One White House official who spoke to The Independent on condition of anonymity said they don’t expect Democrats in the House or Senate to make any moves against the president while he’s hosting NATO members this week, giving him a brief reprieve just before the political world shifts focus to the Republican National Convention in Milwaukee next week.

A different senior administration official who briefed reporters on the president’s plans for the NATO summit last week confirmed Biden’s plans to tout the growth in the number of NATO nations and their military spending since the Ukraine invasion.

The official also said Biden and the other 31 NATO leaders would roll out “new steps to strengthen Ukraine’s air defenses and military capabilities to help Ukraine continue to defend themselves today and to deter Russian aggression into the future” and celebrate the nearly two dozen nations that have signed bilateral security pacts with Kyiv.

White House National Security Communications Adviser John Kirby has denied that Biden’s poor debate performance has rankled NATO allies, even as members of Biden’s own party have called for him to stand aside
White House National Security Communications Adviser John Kirby has denied that Biden’s poor debate performance has rankled NATO allies, even as members of Biden’s own party have called for him to stand aside (AP)

Kirby confirmed the Ukraine-centric nature of the summit’s schedule when he took to the White House briefing room on Monday, telling reporters that Biden will host Ukrainian President Volodymyr Zelensky for a bilateral meeting on the summit’s sidelines on Thursday before attending a meeting of the NATO-Ukraine council.

Kirby said the resumption of American military aid to Kyiv has seen Ukrainian forces successfully hold territory against Russia or make small gains, which he called a “significant impact on the battlefield.”

“Ukrainian forces have successfully stopped Russia’s attack north of Kharkiv, denying Russia the ability to take that city, and limiting Russian gains to areas just across the border,” he said, adding that Ukraine has also held the line in other places by hardening defenses against Russian attacks, as  well as halted attacks in places such as Zaporizhzhia.

The people of Ukraine have yet again demonstrated that when supplied and when supported by the international community in the United States, they can hold off the largest though certainly not, I think is clearly evident, the most capable army in Europe,” Kirby said.

He told reporters that the US and other allied nations would make “several big announcements” related to Ukraine at the summit, and the alliance itself would roll out what Kirby called “significant new steps to strengthen its military and political partnership with Ukraine to help Ukraine continue to defend themselves today and to deter Russian aggression well into the future.”

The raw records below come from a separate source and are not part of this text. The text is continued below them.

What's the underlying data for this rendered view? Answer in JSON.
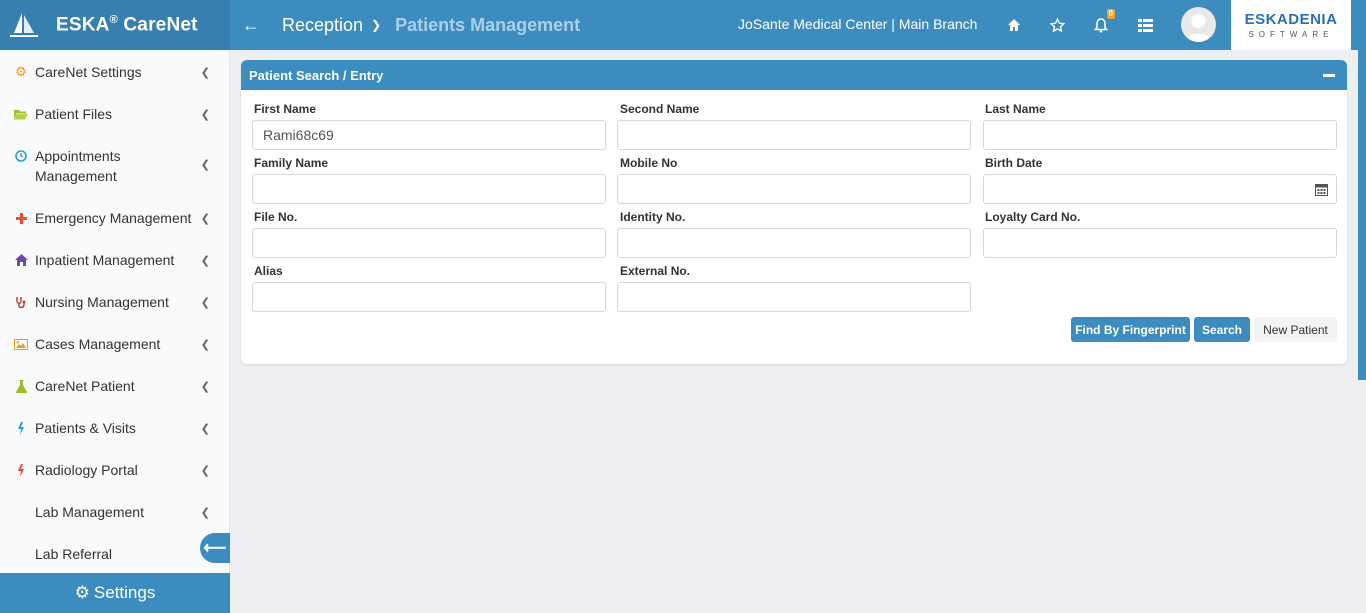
{
  "app": {
    "brand": "ESKA",
    "brand_reg": "®",
    "brand_suffix": "CareNet"
  },
  "header": {
    "module": "Reception",
    "page_title": "Patients Management",
    "branch": "JoSante Medical Center | Main Branch",
    "notification_count": "0",
    "company_logo_text": "ESKADENIA",
    "company_logo_sub": "SOFTWARE",
    "icons": [
      "home-icon",
      "star-icon",
      "bell-icon",
      "grid-icon"
    ]
  },
  "sidebar": {
    "items": [
      {
        "label": "CareNet Settings",
        "icon": "gear-icon",
        "color": "#f0932b"
      },
      {
        "label": "Patient Files",
        "icon": "folder-open-icon",
        "color": "#9bbf2e"
      },
      {
        "label": "Appointments Management",
        "icon": "clock-icon",
        "color": "#2a9fd6"
      },
      {
        "label": "Emergency Management",
        "icon": "plus-icon",
        "color": "#e74c3c"
      },
      {
        "label": "Inpatient Management",
        "icon": "home-icon",
        "color": "#6c4ab6"
      },
      {
        "label": "Nursing Management",
        "icon": "stethoscope-icon",
        "color": "#c0392b"
      },
      {
        "label": "Cases Management",
        "icon": "picture-icon",
        "color": "#e5a11a"
      },
      {
        "label": "CareNet Patient",
        "icon": "flask-icon",
        "color": "#9bbf2e"
      },
      {
        "label": "Patients & Visits",
        "icon": "bolt-icon",
        "color": "#2a9fd6"
      },
      {
        "label": "Radiology Portal",
        "icon": "bolt-icon",
        "color": "#e74c3c"
      },
      {
        "label": "Lab Management",
        "icon": "",
        "color": ""
      },
      {
        "label": "Lab Referral",
        "icon": "",
        "color": ""
      }
    ],
    "settings_label": "Settings"
  },
  "panel": {
    "title": "Patient Search / Entry",
    "fields": {
      "first_name": {
        "label": "First Name",
        "value": "Rami68c69"
      },
      "second_name": {
        "label": "Second Name",
        "value": ""
      },
      "last_name": {
        "label": "Last Name",
        "value": ""
      },
      "family_name": {
        "label": "Family Name",
        "value": ""
      },
      "mobile_no": {
        "label": "Mobile No",
        "value": ""
      },
      "birth_date": {
        "label": "Birth Date",
        "value": ""
      },
      "file_no": {
        "label": "File No.",
        "value": ""
      },
      "identity_no": {
        "label": "Identity No.",
        "value": ""
      },
      "loyalty_card_no": {
        "label": "Loyalty Card No.",
        "value": ""
      },
      "alias": {
        "label": "Alias",
        "value": ""
      },
      "external_no": {
        "label": "External No.",
        "value": ""
      }
    },
    "buttons": {
      "fingerprint": "Find By Fingerprint",
      "search": "Search",
      "new_patient": "New Patient"
    }
  },
  "colors": {
    "primary": "#3d8cc0",
    "brand_dark": "#357fb1",
    "page_bg": "#edeff2",
    "badge": "#f0a32e"
  }
}
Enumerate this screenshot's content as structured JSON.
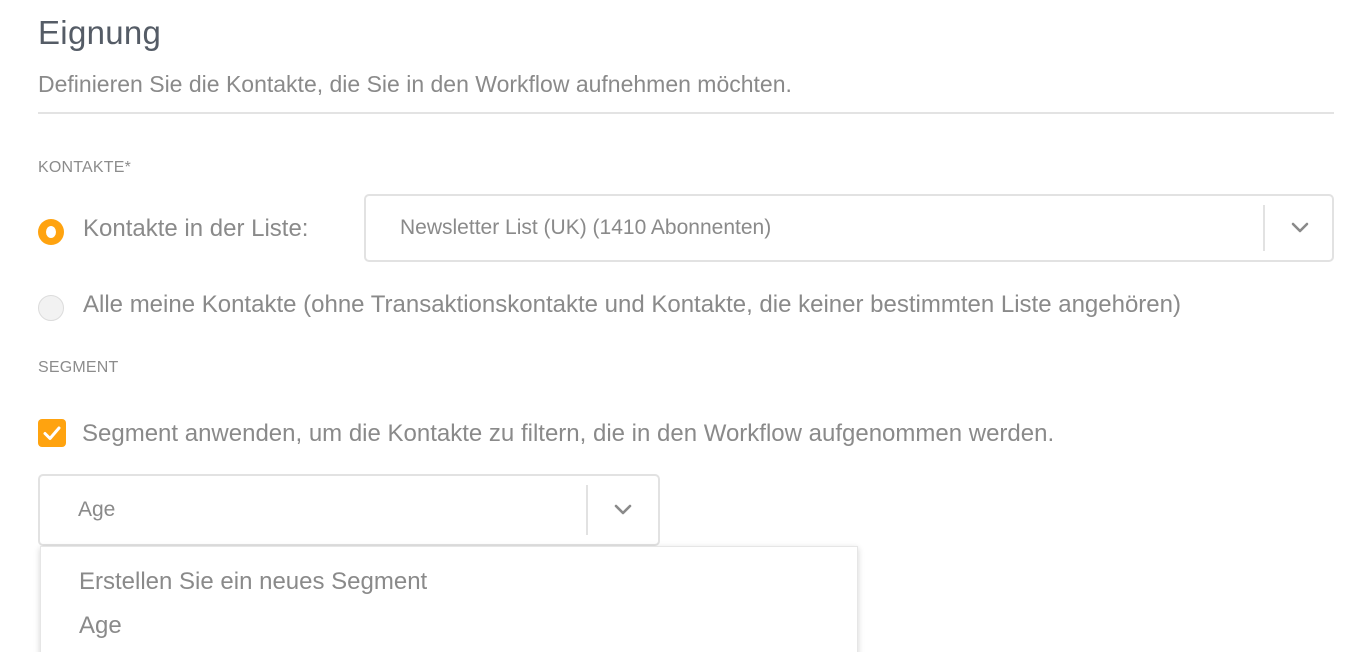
{
  "header": {
    "title": "Eignung",
    "subtitle": "Definieren Sie die Kontakte, die Sie in den Workflow aufnehmen möchten."
  },
  "contacts": {
    "section_label": "KONTAKTE*",
    "option_list_label": "Kontakte in der Liste:",
    "option_list_selected": true,
    "list_select_value": "Newsletter List (UK) (1410 Abonnenten)",
    "option_all_label": "Alle meine Kontakte (ohne Transaktionskontakte und Kontakte, die keiner bestimmten Liste angehören)",
    "option_all_selected": false
  },
  "segment": {
    "section_label": "SEGMENT",
    "apply_checkbox_label": "Segment anwenden, um die Kontakte zu filtern, die in den Workflow aufgenommen werden.",
    "apply_checked": true,
    "select_value": "Age",
    "dropdown_options": [
      "Erstellen Sie ein neues Segment",
      "Age"
    ]
  },
  "icons": {
    "chevron": "chevron-down-icon",
    "checkmark": "checkmark-icon"
  },
  "colors": {
    "accent": "#ffa30f",
    "text": "#8a8a8a",
    "title": "#555c66",
    "border": "#e2e2e2"
  }
}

“These elements, taken together with bilateral support, are part of a bridge to Ukraine’s NATO membership together the Washington summit will send a strong signal to Mr Putin that if he thinks he can outlast a coalition of countries that are supporting Ukraine, he’s dead wrong again,” he said. “As President Biden has said himself, Ukraine will never be a victory for Russia for free people refuse to live in a world of hopelessness and darkness.”